Today’s trip will be my first snowshoe back on steep terrain since my fall. I thought about canceling yesterday, but instead I packed my gear. I thought about canceling before going to bed, but instead I set the alarm. I think about canceling when the alarm goes off, but instead I get up and put on the tea kettle. I fix breakfast, pack my lunch, double check my Ten Essentials, and head out the door.
How to feel safe when you’re scared
Our scramble to Old Baldy Mountain begins smoothly. As we progress up snow-covered terrain, the slope’s steepness and ice intensifies, so I put on microspikes, pull out my ice-axe, and don my helmet. At this point, I am comfortable walking with this gear. I’ve learned and practiced how to walk in balance and feel secure putting this skill to use.

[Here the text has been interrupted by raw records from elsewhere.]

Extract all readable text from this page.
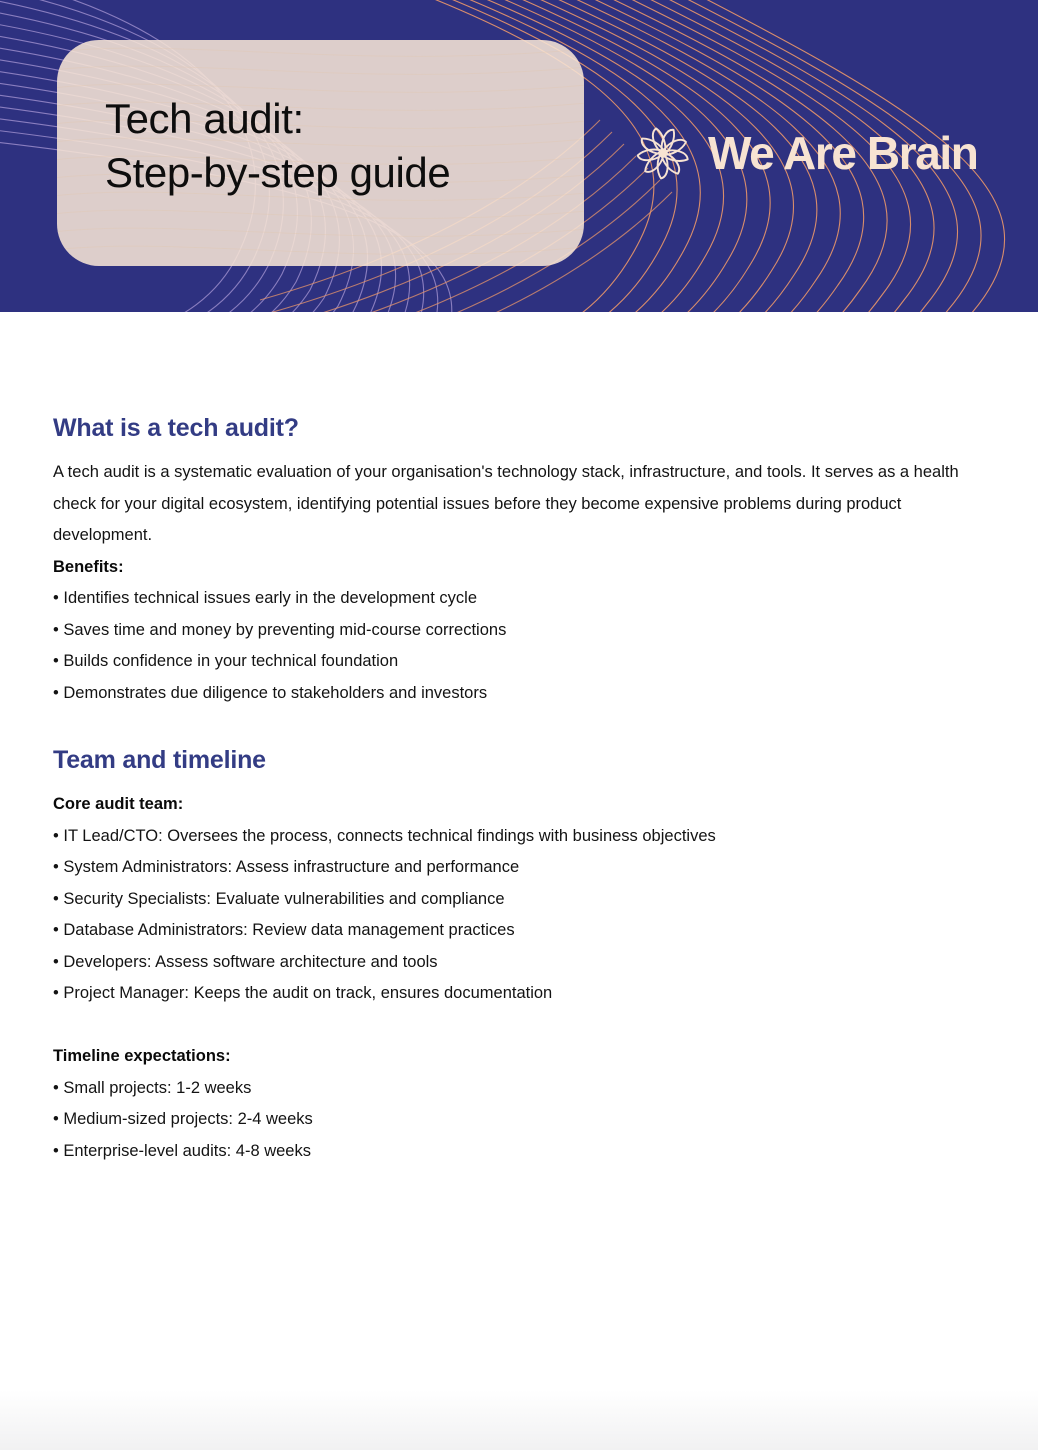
Tech audit:
Step-by-step guide	We Are Brain
What is a tech audit?

A tech audit is a systematic evaluation of your organisation's technology stack, infrastructure, and tools. It serves as a health check for your digital ecosystem, identifying potential issues before they become expensive problems during product development.

Benefits:
• Identifies technical issues early in the development cycle
• Saves time and money by preventing mid-course corrections
• Builds confidence in your technical foundation
• Demonstrates due diligence to stakeholders and investors
Team and timeline
Core audit team:
• IT Lead/CTO: Oversees the process, connects technical findings with business objectives
• System Administrators: Assess infrastructure and performance
• Security Specialists: Evaluate vulnerabilities and compliance
• Database Administrators: Review data management practices
• Developers: Assess software architecture and tools
• Project Manager: Keeps the audit on track, ensures documentation
Timeline expectations:
• Small projects: 1-2 weeks
• Medium-sized projects: 2-4 weeks
• Enterprise-level audits: 4-8 weeks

As we advance, the snow deepens and we switch to snowshoes. My confidence disintegrates. I don’t trust my snowshoes, and my inner dialogue spirals: I’m not capable. I don’t know any of these people. I’m the only one who is scared.
Despite my fear, I follow the walking in balance protocol: move the ice-axe, move my downhill foot, move my uphill foot, repeat to the summit. I stay in motion, trusting the process and taking the next best step.
Summit smiles at the top of Old Baldy.
We finally summit Old Baldy. I am relieved, but still need to go back down, which scares me most. Instead of being alone in my fear and allowing it to turn to anger and isolation, I decide to take a risk. I speak up using a tool I call “Talking in Balance.”
Step 1: Observe the facts. Instead of overwhelming myself with negative thoughts like “I’m not good enough” or “No one cares if I’m scared,” I focus my attention on observing my surroundings. In this case, I notice the mountain is steep, I don’t know anyone very well, and I’m not confident in snowshoes on steep terrain.
Step 2: Ask myself what I’m feeling. After observing the facts about my situation, I can make a clearer assessment about how I am responding to the conditions of my environment. In this instance, I feel scared and isolated.
Step 3: Ask myself what I need. It is difficult to understand our needs if we don’t yet understand how we’re feeling and why. Once I recognize I’m feeling scared because of the terrain and gear, I understand that I need a buddy to descend with me down the steep areas.
Step 4: Make a request. The Mountaineers prioritize teamwork in backcountry travel. It’s up to me to understand what I need and ask for it, so my teammates can support me. On this steep snowshoe, I want someone to be my buddy, but first I need the courage to ask.
I sit next to the trip leader and tell them, “That steep part on the way up made me nervous. I was really scared and thought about turning around. I’d really like someone to be with me when we descend. Will you go with me?”
Walking in balance while descending Old Baldy.
I’m met with immediate support, making me feel seen, heard, and part of the team. No longer afraid of being alone, I confidently face the steep descent with my buddy and feel supported the entire way down. I still get moderately nervous descending, but my fear is manageable because I know I am not alone. My Mountaineers team has my back.
Communicating what I feel and asking for what I need has helped me become more secure on my outdoor adventures. It has also given me the confidence to pursue leadership roles that allow me to support others who are new to the outdoors. As I continue pushing myself to summit challenging peaks, walking and talking in balance remain essential to my safety. I still have moments of fear, but every time I face them I climb higher and come home stronger.